BOOK REVIEW: The Girl on the Train by Paula Hawkins

This psychological thriller makes for a lazy compulsive read. There is nothing deep here – no new vocabulary gleaned, and no new insights into lonely, obsessive female behaviour gained. But it’s a good enough weekend read, if a bit depressing, and if you have nothing better. I was enticed by publicity hype, not the least of which were trailers for the film based on the book, starring Emily Blunt as Rachel, and co-starring Rebecca Ferguson and Justin Theroux.

The book is well structured, with a neat device for maintaining the pace and keeping the reader in suspense: timescales are skilfully juggled as the three main female protagonists share the narrative. Different perspectives and emotional states emerge, piquing one’s curiosity about the next stage of the drama. Rachel’s alcoholic amnesia is the primary source of the mystery: after her heavy bouts of drinking she forgets what she has said and done. At least that is what she is led to believe. People, events and places become confused in her mind, enabling the plot to thicken.

The characters, though not entirely realistic, are clearly delineated, each with issues, quirks – and an agenda – of their own. They don’t so much develop during the plot as deteriorate. The principal character, Rachel, the “Girl” who takes the same commuter train daily, becomes tedious with her post-divorce self-pity and uncontrollable drinking, and her interference in the lives of the people she sees from the train. She constantly makes bad decisions, seems to have no willpower, nor any idea of boundaries. In fact her behavior is implausible, unless there really are people out there who take themselves from the train carriage directly into the lives of the people they see.

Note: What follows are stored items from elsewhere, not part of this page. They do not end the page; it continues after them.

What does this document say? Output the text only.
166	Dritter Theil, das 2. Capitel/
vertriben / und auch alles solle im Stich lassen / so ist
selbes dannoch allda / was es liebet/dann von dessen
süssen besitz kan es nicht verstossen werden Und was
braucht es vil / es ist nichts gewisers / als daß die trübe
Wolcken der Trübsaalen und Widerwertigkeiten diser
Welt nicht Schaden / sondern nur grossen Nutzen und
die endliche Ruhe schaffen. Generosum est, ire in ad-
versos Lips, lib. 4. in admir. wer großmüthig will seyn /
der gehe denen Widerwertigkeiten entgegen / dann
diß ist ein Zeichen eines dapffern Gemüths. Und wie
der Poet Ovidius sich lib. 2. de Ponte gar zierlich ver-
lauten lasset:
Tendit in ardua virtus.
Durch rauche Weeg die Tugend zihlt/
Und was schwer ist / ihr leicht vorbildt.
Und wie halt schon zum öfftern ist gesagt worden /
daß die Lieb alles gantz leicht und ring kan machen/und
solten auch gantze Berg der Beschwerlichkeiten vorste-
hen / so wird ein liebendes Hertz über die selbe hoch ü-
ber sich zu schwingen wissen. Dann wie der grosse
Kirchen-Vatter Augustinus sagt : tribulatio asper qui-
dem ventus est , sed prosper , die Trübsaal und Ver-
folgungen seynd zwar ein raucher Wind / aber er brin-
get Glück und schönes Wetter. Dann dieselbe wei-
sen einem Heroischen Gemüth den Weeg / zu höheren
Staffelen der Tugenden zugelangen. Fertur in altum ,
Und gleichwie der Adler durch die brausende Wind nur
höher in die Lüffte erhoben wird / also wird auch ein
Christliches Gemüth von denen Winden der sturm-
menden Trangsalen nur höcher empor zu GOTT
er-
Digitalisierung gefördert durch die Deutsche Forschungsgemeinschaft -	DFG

There’s a great deal of sexual perversion, or uncommon appetite; the book becomes an essay in infidelity. The culprit is eventually discerned, in spite of the author’s inventive red herrings to divert the reader’s suspicions elsewhere. Once arrived at, he is reasonably plausible. But I found the author “painted into a corner” when it came to the final confrontation: “What am I going to do with you now, Rach?” seemed more a case of what was the author going to do with her now?

The final outcome – everyone moving as far away from the scene of the drama as possible, should have taken place long before. But then there wouldn’t have been story.

Otherwise, not too bad for a debut thriller by Zimbabwean-born journalist-author Paula Hawkins.